Help & Hope Southcoast was created on the message that help exists and can be accessed by just reaching for it. But for NBS children and young adults, there are multiple barriers to overcome to just begin thinking this way.

The youth Ledbetter works with often negotiate obstacles and make major life decisions without consistent family support. Because of their age, and sometimes their cultural experiences, they don’t expect help or consider getting help for their emotional or mental well-being.

Often, Ledbetter said, needing therapy is perceived as being weak.

“They're not going to seek out mental health help. So we have to introduce them to that,” she said.

NBS staff are not counselors, but they become mentors to the youth they work with. They can leverage these relationships to help steer them toward help when it’s needed.
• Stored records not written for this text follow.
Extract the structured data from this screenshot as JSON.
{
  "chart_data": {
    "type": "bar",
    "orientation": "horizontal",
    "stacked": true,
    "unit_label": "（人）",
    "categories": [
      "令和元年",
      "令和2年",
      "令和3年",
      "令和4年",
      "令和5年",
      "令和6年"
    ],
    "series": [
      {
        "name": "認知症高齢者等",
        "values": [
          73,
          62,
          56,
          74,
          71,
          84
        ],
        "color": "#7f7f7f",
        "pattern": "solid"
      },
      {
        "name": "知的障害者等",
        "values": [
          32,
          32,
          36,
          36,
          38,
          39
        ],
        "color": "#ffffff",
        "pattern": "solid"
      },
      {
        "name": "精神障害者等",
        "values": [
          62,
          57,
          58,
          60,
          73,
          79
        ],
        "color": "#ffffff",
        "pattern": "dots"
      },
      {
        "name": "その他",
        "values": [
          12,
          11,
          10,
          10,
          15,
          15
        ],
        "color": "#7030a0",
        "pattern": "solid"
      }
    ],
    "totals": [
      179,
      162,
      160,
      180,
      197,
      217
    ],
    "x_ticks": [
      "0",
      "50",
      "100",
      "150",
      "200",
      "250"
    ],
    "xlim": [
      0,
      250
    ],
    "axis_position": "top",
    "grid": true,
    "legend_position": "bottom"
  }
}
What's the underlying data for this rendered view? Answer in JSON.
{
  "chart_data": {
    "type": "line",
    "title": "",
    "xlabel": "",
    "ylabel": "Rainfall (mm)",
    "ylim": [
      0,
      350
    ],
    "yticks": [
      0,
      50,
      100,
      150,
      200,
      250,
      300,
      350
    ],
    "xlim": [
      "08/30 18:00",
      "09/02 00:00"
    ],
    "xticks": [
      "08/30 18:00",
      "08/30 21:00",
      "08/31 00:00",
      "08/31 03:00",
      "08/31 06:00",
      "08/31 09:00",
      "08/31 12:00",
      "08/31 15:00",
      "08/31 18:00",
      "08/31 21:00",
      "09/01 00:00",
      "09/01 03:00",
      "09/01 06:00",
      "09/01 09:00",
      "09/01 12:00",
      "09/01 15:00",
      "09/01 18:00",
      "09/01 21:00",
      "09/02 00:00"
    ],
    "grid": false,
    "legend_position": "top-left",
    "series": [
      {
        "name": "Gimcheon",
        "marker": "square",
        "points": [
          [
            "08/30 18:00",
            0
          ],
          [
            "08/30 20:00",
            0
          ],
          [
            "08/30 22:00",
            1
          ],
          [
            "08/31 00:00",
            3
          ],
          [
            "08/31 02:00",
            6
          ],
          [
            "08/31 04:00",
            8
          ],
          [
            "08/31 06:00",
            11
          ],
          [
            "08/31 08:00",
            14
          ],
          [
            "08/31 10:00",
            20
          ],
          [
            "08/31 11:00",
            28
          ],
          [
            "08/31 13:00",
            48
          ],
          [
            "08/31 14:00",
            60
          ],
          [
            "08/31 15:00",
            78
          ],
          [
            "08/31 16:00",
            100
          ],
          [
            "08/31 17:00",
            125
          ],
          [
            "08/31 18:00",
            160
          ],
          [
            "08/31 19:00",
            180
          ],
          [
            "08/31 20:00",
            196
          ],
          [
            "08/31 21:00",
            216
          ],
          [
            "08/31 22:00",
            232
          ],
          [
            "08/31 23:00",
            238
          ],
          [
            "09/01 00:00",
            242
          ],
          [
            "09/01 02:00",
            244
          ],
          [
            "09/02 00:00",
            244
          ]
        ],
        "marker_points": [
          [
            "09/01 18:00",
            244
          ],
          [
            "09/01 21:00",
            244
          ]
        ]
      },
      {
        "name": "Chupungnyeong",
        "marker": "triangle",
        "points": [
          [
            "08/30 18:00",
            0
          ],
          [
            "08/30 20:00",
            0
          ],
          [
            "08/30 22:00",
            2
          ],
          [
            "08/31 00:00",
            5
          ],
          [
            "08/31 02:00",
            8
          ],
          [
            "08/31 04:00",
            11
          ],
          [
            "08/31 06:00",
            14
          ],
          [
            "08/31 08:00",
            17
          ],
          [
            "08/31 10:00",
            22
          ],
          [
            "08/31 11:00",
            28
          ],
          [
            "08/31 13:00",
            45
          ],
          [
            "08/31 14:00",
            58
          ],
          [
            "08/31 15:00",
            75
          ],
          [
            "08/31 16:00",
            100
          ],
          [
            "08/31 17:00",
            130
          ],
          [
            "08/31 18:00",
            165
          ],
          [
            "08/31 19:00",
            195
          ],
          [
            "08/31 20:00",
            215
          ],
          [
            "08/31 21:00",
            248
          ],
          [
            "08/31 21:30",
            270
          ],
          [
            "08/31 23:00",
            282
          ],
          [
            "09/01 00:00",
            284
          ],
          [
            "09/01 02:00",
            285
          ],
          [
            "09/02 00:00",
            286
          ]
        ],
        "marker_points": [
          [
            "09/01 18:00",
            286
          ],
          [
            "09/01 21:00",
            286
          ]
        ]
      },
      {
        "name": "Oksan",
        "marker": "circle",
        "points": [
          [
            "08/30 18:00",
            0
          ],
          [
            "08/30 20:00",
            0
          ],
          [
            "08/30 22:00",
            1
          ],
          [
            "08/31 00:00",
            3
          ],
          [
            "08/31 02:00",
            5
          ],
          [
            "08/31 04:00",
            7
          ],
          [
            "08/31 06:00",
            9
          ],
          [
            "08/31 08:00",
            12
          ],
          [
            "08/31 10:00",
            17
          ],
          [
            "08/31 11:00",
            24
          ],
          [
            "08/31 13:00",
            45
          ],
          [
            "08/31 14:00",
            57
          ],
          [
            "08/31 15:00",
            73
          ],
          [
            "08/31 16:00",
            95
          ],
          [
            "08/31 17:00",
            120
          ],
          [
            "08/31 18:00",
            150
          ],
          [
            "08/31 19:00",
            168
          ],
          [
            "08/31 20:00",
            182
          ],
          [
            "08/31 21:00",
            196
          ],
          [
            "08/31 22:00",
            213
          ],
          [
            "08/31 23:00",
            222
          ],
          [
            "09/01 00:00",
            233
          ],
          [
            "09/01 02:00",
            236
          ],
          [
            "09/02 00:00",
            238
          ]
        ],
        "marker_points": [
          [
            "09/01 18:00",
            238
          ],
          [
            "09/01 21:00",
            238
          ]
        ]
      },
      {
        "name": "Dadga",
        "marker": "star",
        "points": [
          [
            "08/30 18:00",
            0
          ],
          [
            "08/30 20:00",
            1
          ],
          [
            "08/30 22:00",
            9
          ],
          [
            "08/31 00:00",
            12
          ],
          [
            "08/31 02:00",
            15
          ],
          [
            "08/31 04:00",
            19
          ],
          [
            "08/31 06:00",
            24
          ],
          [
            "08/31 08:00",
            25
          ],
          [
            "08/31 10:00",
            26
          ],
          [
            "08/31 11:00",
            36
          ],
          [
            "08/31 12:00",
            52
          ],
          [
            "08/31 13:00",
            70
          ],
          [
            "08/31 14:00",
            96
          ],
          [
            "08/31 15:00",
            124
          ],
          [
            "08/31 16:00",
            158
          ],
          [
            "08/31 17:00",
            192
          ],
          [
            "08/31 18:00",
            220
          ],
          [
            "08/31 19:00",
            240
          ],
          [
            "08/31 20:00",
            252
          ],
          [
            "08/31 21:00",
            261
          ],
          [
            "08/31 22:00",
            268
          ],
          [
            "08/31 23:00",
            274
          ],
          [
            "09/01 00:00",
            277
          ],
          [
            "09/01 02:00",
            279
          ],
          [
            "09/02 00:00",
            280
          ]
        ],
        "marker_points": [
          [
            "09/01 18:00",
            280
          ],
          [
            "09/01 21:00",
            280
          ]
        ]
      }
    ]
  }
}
“When we refer them to counseling, they trust that we tell them that they will be safe in that person’s care,” said Ledbetter.“It’s all about building trust with each of the youth and them being able to put down some of their walls.”

At other times, program staff make the decision for them.

“If you're acting out of sorts, or if you're doing something that's going to hurt you or somebody else, then you don't get to choose whether you attend those resources,” said Ledbetter. “I think it depends on the youth itself and their behaviors, their actions.”

NBS has access to counselors in the city and can make referrals, including through Child & Family Services Crisis Center. They’re also working on creating access through High Point Treatment Center.

If Ledbetter had her way, she’d give each and every child their own personal therapist or mentor, both now, during the COVID-19 pandemic, and into the long term future.

Like the 17-year-old girl who died recently, she knows there are some tragedies youth are facing that won’t go away with a vaccine.